Do zdarzenia doszło w weekend. Auto szczecińskiego posła PiS, Artura Szałabawki, zostało ostrzelane z broni pneumatycznej.
O sprawie informuje Radio Szczecin. W weekend samochód parlamentarzysty został zdewastowany, gdy stał pod domem. Inne samochody, który stały obok, nie zostały zniszczone.
– Uszkodzony został mój samochód. Rano zobaczyłem wybitą szybę, później – po przyjeździe policji – stwierdzono, że uszkodzone jest lusterko, że są wgnioty, prawdopodobnie po ostrzelaniu z broni pneumatycznej. Dla mnie – niestety – było to z dużą dozą prawdopodobieństwa działanie polityczne wobec kogoś, kto słyszy przez cały czas język nienawiści z drugiej strony – stwierdza Artur Szałabawka.
Polityk podkreśla, że w ostatnich miesiącach agresja pod jego adresem się nasiliła. Jak mówi, dostaje wiele e-maili i sms-ów z wyzwiskami i groźbami.

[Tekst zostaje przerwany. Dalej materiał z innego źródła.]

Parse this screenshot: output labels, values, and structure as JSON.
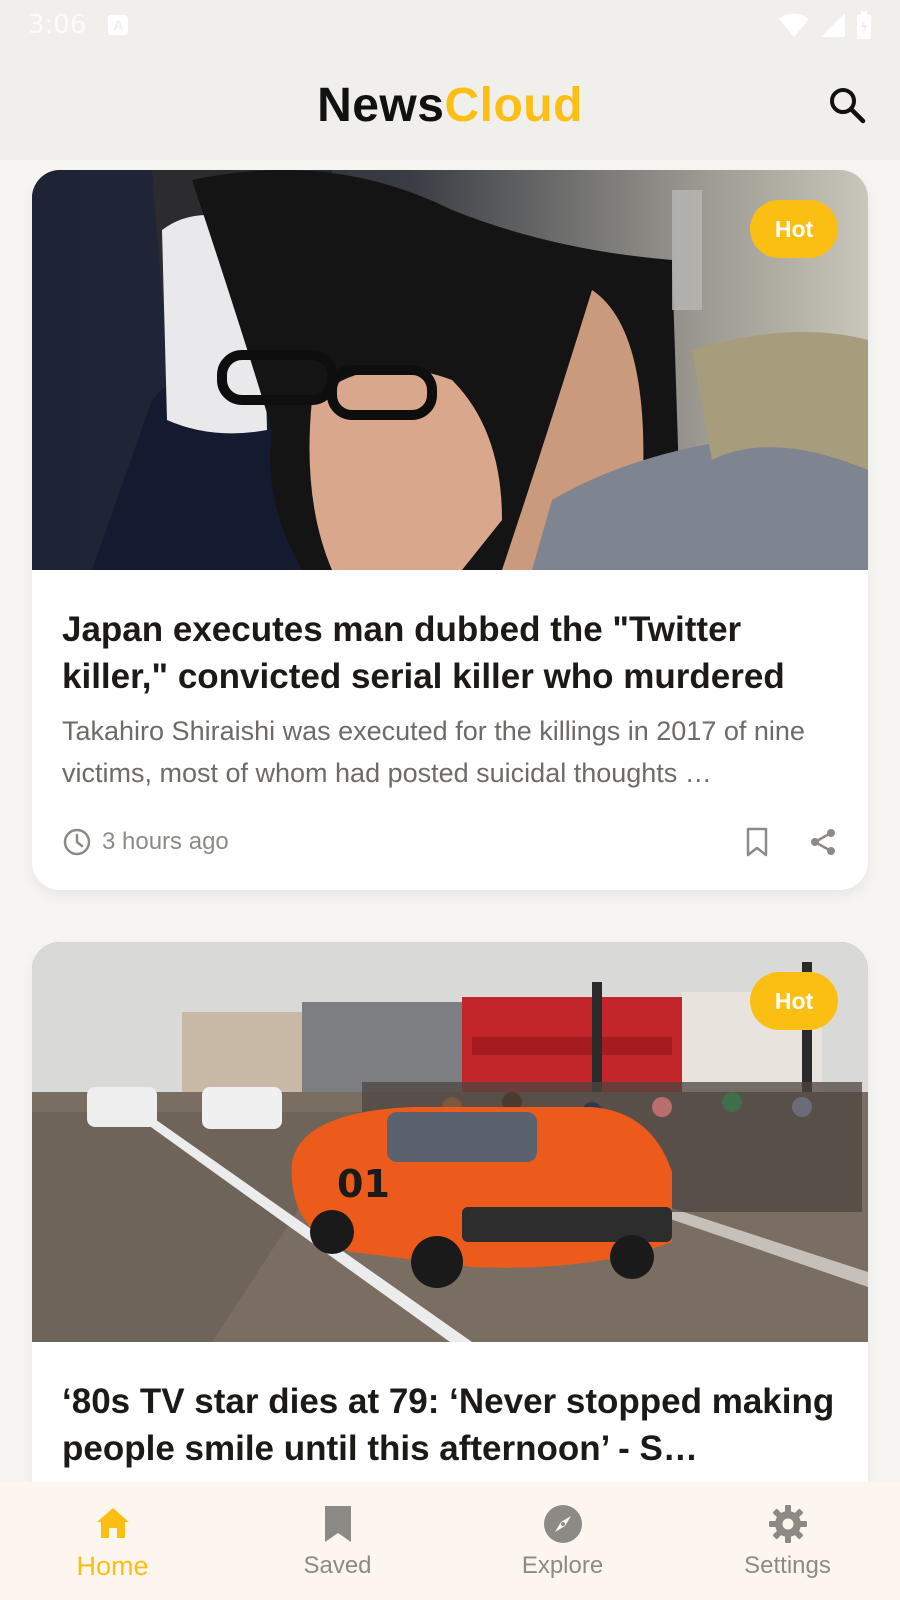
{
  "status_bar": {
    "time": "3:06",
    "notification_icon": "A"
  },
  "header": {
    "logo_part1": "News",
    "logo_part2": "Cloud",
    "search_icon": "search-icon"
  },
  "colors": {
    "accent": "#fbbf14",
    "background": "#f1efeb",
    "nav_background": "#fdf6ee",
    "title": "#1c1a17",
    "muted": "#8d8a86"
  },
  "articles": [
    {
      "badge": "Hot",
      "title": "Japan executes man dubbed the \"Twitter killer,\" convicted serial killer who murdered a…",
      "description": "Takahiro Shiraishi was executed for the killings in 2017 of nine victims, most of whom had posted suicidal thoughts …",
      "time": "3 hours ago"
    },
    {
      "badge": "Hot",
      "title": "‘80s TV star dies at 79: ‘Never stopped making people smile until this afternoon’ - S…"
    }
  ],
  "bottom_nav": [
    {
      "label": "Home",
      "icon": "home-icon",
      "active": true
    },
    {
      "label": "Saved",
      "icon": "bookmark-icon",
      "active": false
    },
    {
      "label": "Explore",
      "icon": "compass-icon",
      "active": false
    },
    {
      "label": "Settings",
      "icon": "gear-icon",
      "active": false
    }
  ]
}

– Najwięcej po ujawnieniu tego polityka, pedofila, który w województwie zachodniopomorskim narobił tyle szkody. Te środowiska dosyć agresywnie mnie traktują. Jak się jest politykiem, to trzeba mieć grubą skórę, ale granice zaczynają być przekraczane – dodał Szałabawka. Śledztwo dot. zdarzenia prowadzi policja.
W marcu nieznani sprawcy obrzucili kamieniami biuro poselskie Mariusza Błaszczaka w Legionowie. „Dzisiaj co najmniej trzy kamienie z rąk nieznanych sprawców poleciały na szybę biura poselskiego wicepremiera” – relacjonował wtedy rzecznik PiS Rafał Bochenek.
„Gdy nie mają argumentów merytorycznych, stosują argument siły i agresji… Opozycjo, przestań jątrzyć!” – zaapelował rzecznik PiS.
To kolejny w ostatnich miesiącach taki incydent. 26 października 2022 ubiegłego roku do biura poselskiego Moniki Pawłowskiej wtargnął agresywny mężczyzna. Napastnik groził jednej z pracownic śmiercią.
„Mężczyzna wtargnął dzisiaj do mojego biura poselskiego we Włodawie i groził śmiercią mojemu pracownikowi. Krzyczał, że »biuro zostanie zniszczone« a moją pracownicę »utopi w szambie, gdzie zginie«. Obecnie pracownica przebywa na policji i składa zawiadomienie w tej sprawie” – opisywała wówczas Pawłowska.
W kolejnym wpisie poseł opisywała, że cała sytuacja mocno nią wstrząsnęła.
„Po prostu nie ma słów, którymi można opisać to co czuję ja a przede wszystkim moi współpracownicy i rodzina. Na szczęście nikomu nic się nie stało – tym razem” – napisała polityk PiS.
W czwartek Pawłowska poinformowała, że agresywny mężczyzna został zatrzymany przez policję. Grozi mu do 2 lat więzienia.